Aves y Astronautas
noviembre 4, 20101. No había pensado en que los pájaros se asustaban con la propulsión, que el impulso que empuja los cuerpos hacia la órbita celeste hace que emprendan presurosos el vuelo.
2. Cuando el STS-7 ascendió al espacio exterior, los pájaros del Cabo Cañaveral se asustaron con el retumbar del fuego: uno que va de viaje a las estrellas y el otro que escapa.
3. Asunto de tiempo quizás: uno puede pensar en las largas y hermosas migraciones de las aves, que buscan climas más propicios para la vida, para la vida voladora en constante movimiento, o aspirar a estar en ocho minutos con cincuenta segundos en el vacío del espacio sideral, sin gravedad, sin aire, preparado para soltarse de la nave.
4. Se configuran dos opciones, igual de bellas: las aves, como vida a lo largo de la tierra, o la astronáutica, como vida fuera de la tierra. Ambas se unen en que son vidas que desprenden sus pies, pero no se juntan en cuanto que los pájaros se asustan con los lanzamientos.
5. Noches atrás, mientras miraba las pocas estrellas de esta ciudad, creí que existía la posibilidad de un pájaro espacial, capaz de extender sus alas en el vacío y volar infinitas distancias a través de los astros. Mejor aún, un pájaro gigante para subirme a su lomo y deambular junto a él por los confines del universo, totalmente perdidos. No obstante, recordé la fragilidad de sus climas, de su instinto de viaje hacia donde el sol y el viento abrazan la vida y los huevos que tanto cuidan ellos. Hice, entonces, los estudios correspondientes y los resultados fueron negativos: en la órbita del planeta tierra, nuestra primera estación, las temperaturas pueden llegar a ser de 108°C si se expone uno a los rayos del sol o -200°C en la oscuridad absoluta del sol oculto tras el manto terrestre.

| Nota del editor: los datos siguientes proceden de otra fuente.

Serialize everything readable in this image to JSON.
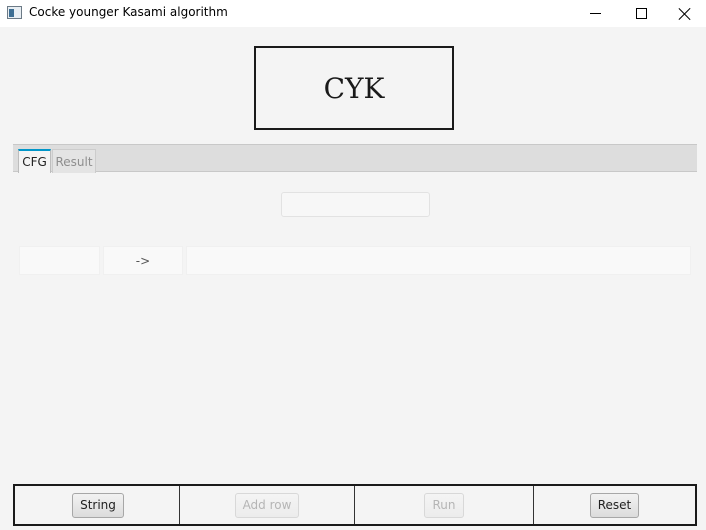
{
  "window": {
    "title": "Cocke younger Kasami algorithm"
  },
  "header": {
    "title": "CYK"
  },
  "tabs": [
    {
      "label": "CFG",
      "active": true
    },
    {
      "label": "Result",
      "active": false
    }
  ],
  "cfg": {
    "string_input_value": "",
    "rules": [
      {
        "left": "",
        "arrow": "->",
        "right": ""
      }
    ]
  },
  "actions": {
    "string_label": "String",
    "add_row_label": "Add row",
    "run_label": "Run",
    "reset_label": "Reset"
  },
  "colors": {
    "accent": "#0096c9",
    "background": "#f4f4f4"
  }
}
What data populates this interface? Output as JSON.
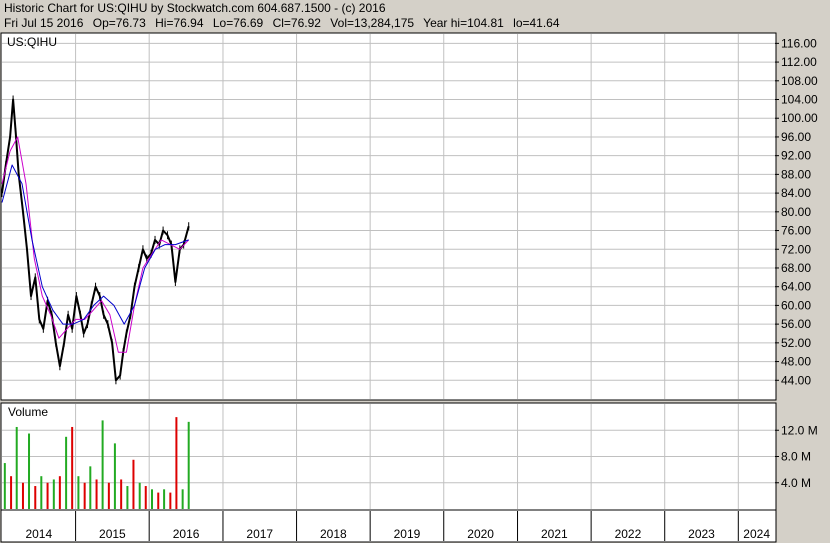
{
  "header": {
    "title": "Historic Chart for US:QIHU by Stockwatch.com 604.687.1500 - (c) 2016",
    "date": "Fri Jul 15 2016",
    "open": "Op=76.73",
    "high": "Hi=76.94",
    "low": "Lo=76.69",
    "close": "Cl=76.92",
    "volume": "Vol=13,284,175",
    "year_high": "Year hi=104.81",
    "year_low": "lo=41.64"
  },
  "colors": {
    "background": "#d4d0c8",
    "plot_bg": "#ffffff",
    "grid": "#c0c0c0",
    "price": "#000000",
    "ma_short": "#cc00cc",
    "ma_long": "#0000cc",
    "volume_up": "#22aa22",
    "volume_down": "#dd0000"
  },
  "chart_data": [
    {
      "type": "line",
      "title": "US:QIHU",
      "ylim": [
        40,
        118
      ],
      "y_ticks": [
        44,
        48,
        52,
        56,
        60,
        64,
        68,
        72,
        76,
        80,
        84,
        88,
        92,
        96,
        100,
        104,
        108,
        112,
        116
      ],
      "y_tick_labels": [
        "44.00",
        "48.00",
        "52.00",
        "56.00",
        "60.00",
        "64.00",
        "68.00",
        "72.00",
        "76.00",
        "80.00",
        "84.00",
        "88.00",
        "92.00",
        "96.00",
        "100.00",
        "104.00",
        "108.00",
        "112.00",
        "116.00"
      ],
      "x_tick_labels": [
        "2014",
        "2015",
        "2016",
        "2017",
        "2018",
        "2019",
        "2020",
        "2021",
        "2022",
        "2023",
        "2024"
      ],
      "xlim": [
        "2014-01-01",
        "2024-07-01"
      ],
      "grid": true,
      "series": [
        {
          "style": "price",
          "x": [
            "2014-01-01",
            "2014-01-20",
            "2014-02-10",
            "2014-02-25",
            "2014-03-10",
            "2014-03-25",
            "2014-04-15",
            "2014-05-05",
            "2014-05-25",
            "2014-06-15",
            "2014-07-05",
            "2014-07-25",
            "2014-08-15",
            "2014-09-05",
            "2014-09-25",
            "2014-10-15",
            "2014-11-05",
            "2014-11-25",
            "2014-12-15",
            "2015-01-05",
            "2015-01-25",
            "2015-02-10",
            "2015-03-01",
            "2015-03-20",
            "2015-04-10",
            "2015-05-01",
            "2015-05-20",
            "2015-06-10",
            "2015-07-01",
            "2015-07-20",
            "2015-08-10",
            "2015-08-25",
            "2015-09-10",
            "2015-10-01",
            "2015-10-20",
            "2015-11-10",
            "2015-12-01",
            "2015-12-20",
            "2016-01-10",
            "2016-01-30",
            "2016-02-20",
            "2016-03-10",
            "2016-04-01",
            "2016-04-20",
            "2016-05-10",
            "2016-06-01",
            "2016-06-20",
            "2016-07-15"
          ],
          "y": [
            84,
            90,
            96,
            104,
            97,
            88,
            80,
            72,
            62,
            66,
            57,
            55,
            61,
            58,
            52,
            47,
            52,
            58,
            55,
            62,
            58,
            54,
            56,
            60,
            64,
            62,
            58,
            56,
            52,
            44,
            45,
            50,
            54,
            58,
            64,
            68,
            72,
            70,
            71,
            74,
            73,
            76,
            75,
            73,
            65,
            72,
            73,
            76.92
          ]
        },
        {
          "style": "ma_short",
          "x": [
            "2014-01-01",
            "2014-02-10",
            "2014-03-20",
            "2014-04-30",
            "2014-06-10",
            "2014-07-20",
            "2014-08-30",
            "2014-10-10",
            "2014-11-20",
            "2015-01-01",
            "2015-02-15",
            "2015-03-30",
            "2015-05-10",
            "2015-06-20",
            "2015-08-01",
            "2015-09-10",
            "2015-10-20",
            "2015-12-01",
            "2016-01-15",
            "2016-03-01",
            "2016-04-15",
            "2016-06-01",
            "2016-07-15"
          ],
          "y": [
            86,
            93,
            96,
            86,
            70,
            62,
            58,
            53,
            55,
            57,
            57,
            59,
            61,
            58,
            50,
            50,
            60,
            68,
            71,
            74,
            73,
            72,
            74
          ]
        },
        {
          "style": "ma_long",
          "x": [
            "2014-01-01",
            "2014-02-20",
            "2014-04-10",
            "2014-05-30",
            "2014-07-20",
            "2014-09-10",
            "2014-10-30",
            "2014-12-20",
            "2015-02-10",
            "2015-04-01",
            "2015-05-20",
            "2015-07-10",
            "2015-08-30",
            "2015-10-20",
            "2015-12-10",
            "2016-02-01",
            "2016-03-20",
            "2016-05-10",
            "2016-07-15"
          ],
          "y": [
            82,
            90,
            86,
            74,
            64,
            59,
            56,
            56,
            57,
            60,
            62,
            60,
            56,
            60,
            68,
            72,
            73,
            73,
            74
          ]
        }
      ]
    },
    {
      "type": "bar",
      "title": "Volume",
      "ylim": [
        0,
        16
      ],
      "y_ticks": [
        4,
        8,
        12
      ],
      "y_tick_labels": [
        "4.0 M",
        "8.0 M",
        "12.0 M"
      ],
      "unit": "M",
      "x": [
        "2014-01-15",
        "2014-02-15",
        "2014-03-15",
        "2014-04-15",
        "2014-05-15",
        "2014-06-15",
        "2014-07-15",
        "2014-08-15",
        "2014-09-15",
        "2014-10-15",
        "2014-11-15",
        "2014-12-15",
        "2015-01-15",
        "2015-02-15",
        "2015-03-15",
        "2015-04-15",
        "2015-05-15",
        "2015-06-15",
        "2015-07-15",
        "2015-08-15",
        "2015-09-15",
        "2015-10-15",
        "2015-11-15",
        "2015-12-15",
        "2016-01-15",
        "2016-02-15",
        "2016-03-15",
        "2016-04-15",
        "2016-05-15",
        "2016-06-15",
        "2016-07-15"
      ],
      "values": [
        7,
        5,
        12.5,
        4,
        11.5,
        3.5,
        5,
        4,
        4.5,
        5,
        11,
        12.5,
        5,
        4,
        6.5,
        4.5,
        13.5,
        4,
        10,
        4.5,
        3.5,
        7.5,
        4,
        3.5,
        3,
        2.5,
        3,
        2.5,
        14,
        3,
        13.28
      ],
      "up": [
        true,
        false,
        true,
        false,
        true,
        false,
        true,
        false,
        true,
        false,
        true,
        false,
        true,
        false,
        true,
        false,
        true,
        false,
        true,
        false,
        true,
        false,
        true,
        false,
        true,
        false,
        true,
        false,
        false,
        true,
        true
      ]
    }
  ]
}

6. Ahora vivo insistiendo en dicha conjunción: no quiero que los pájaros se asusten, quiero ir con ellos al espacio. La migración más radical de la vida: «a lo largo del espacio» dirán, en este caso, las aves. «Fuera del espacio» propondrán, ahora, los astronautas «¿Hasta dónde llegar? ¿Cuándo empezar? », pensaré yo.
7. La tripulación que por fin comprendió los ritmos del vuelo gracias a los pájaros: que el espacio también está para salir en busca de climas propicios para la vida, para la tranquilidad de las incertidumbres.








Quehacer pajarístico astronaútico.
Al final supongo yo que no es tan complicado.